If Beijing wants to take on a leadership position in Northeast Asia, it should start with North Korea. That means joining with the U.S., South Korea, and Japan in developing a benefit package which would reward the North for denuclearization, backed by the threat of real sanctions, meaning a cut-off of all subsidies, investment, and trade.

In return, the allies would promise not to take geopolitical advantage if the Kim dynasty collapsed. The democratic powers would give the PRC a free hand militarily if there was disorder along China’s border, provide aid if regime collapse led to mass refugee flows across the Yalu River, and withdraw all U.S. troops from the peninsula if reunification became a reality.
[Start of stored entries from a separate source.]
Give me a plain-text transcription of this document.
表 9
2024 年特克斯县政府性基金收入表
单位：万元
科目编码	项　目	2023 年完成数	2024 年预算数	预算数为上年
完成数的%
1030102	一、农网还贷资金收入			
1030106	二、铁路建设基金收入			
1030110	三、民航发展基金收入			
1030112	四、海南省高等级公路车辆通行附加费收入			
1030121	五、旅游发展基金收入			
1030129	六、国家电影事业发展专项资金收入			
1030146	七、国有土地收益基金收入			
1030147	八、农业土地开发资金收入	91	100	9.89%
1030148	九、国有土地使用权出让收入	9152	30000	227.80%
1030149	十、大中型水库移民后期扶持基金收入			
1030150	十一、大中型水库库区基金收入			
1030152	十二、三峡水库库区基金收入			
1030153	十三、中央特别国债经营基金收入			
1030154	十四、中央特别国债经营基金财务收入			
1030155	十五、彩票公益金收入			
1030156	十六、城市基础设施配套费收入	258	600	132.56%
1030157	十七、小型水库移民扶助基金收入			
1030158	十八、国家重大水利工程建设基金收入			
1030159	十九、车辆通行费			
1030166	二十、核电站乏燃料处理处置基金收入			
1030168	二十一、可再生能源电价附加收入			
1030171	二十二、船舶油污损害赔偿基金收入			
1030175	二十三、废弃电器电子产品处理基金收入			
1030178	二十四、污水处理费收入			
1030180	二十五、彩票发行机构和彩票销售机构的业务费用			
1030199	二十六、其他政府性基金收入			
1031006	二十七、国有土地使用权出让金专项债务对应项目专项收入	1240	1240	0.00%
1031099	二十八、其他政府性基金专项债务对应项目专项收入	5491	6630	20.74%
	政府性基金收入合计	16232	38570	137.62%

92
But if the Chinese government continued to subsidize North Korea—the former actually has increased economic investment in recent months—then Beijing would bear the consequences of any collapse and conflict. The current situation is highly unstable and Washington should state its intention to turn over policy to Seoul, which is most vitally affected by the DPRK’s behavior. Moreover, Washington should indicate that it would not be inclined to remain involved and block Seoul and Tokyo from responding in kind if the North continued to develop nuclear weapons. North Korea is a potential nightmare for China no less than for the United States.

It’s déjà vu all over again, opined Yogi Berra, and so it is in Korea. The most important lesson for Washington is that it’s time for the United States disengage militarily, leaving South Korea’s defense up to South Korea. James Carafano of the Heritage Foundation says the North is a “clear and present danger.” It is—to the ROK. But Americans are at risk only if the U.S. government puts them in harm’s way by guaranteeing the South’s security and garrisoning the peninsula.

Doing so was necessary in 1953. But not today.

The Korean peninsula remains one of the most dangerous international tinderboxes. The South Koreans should take over as geopolitical firemen in their own neighborhood. Washington should refocus its attention elsewhere.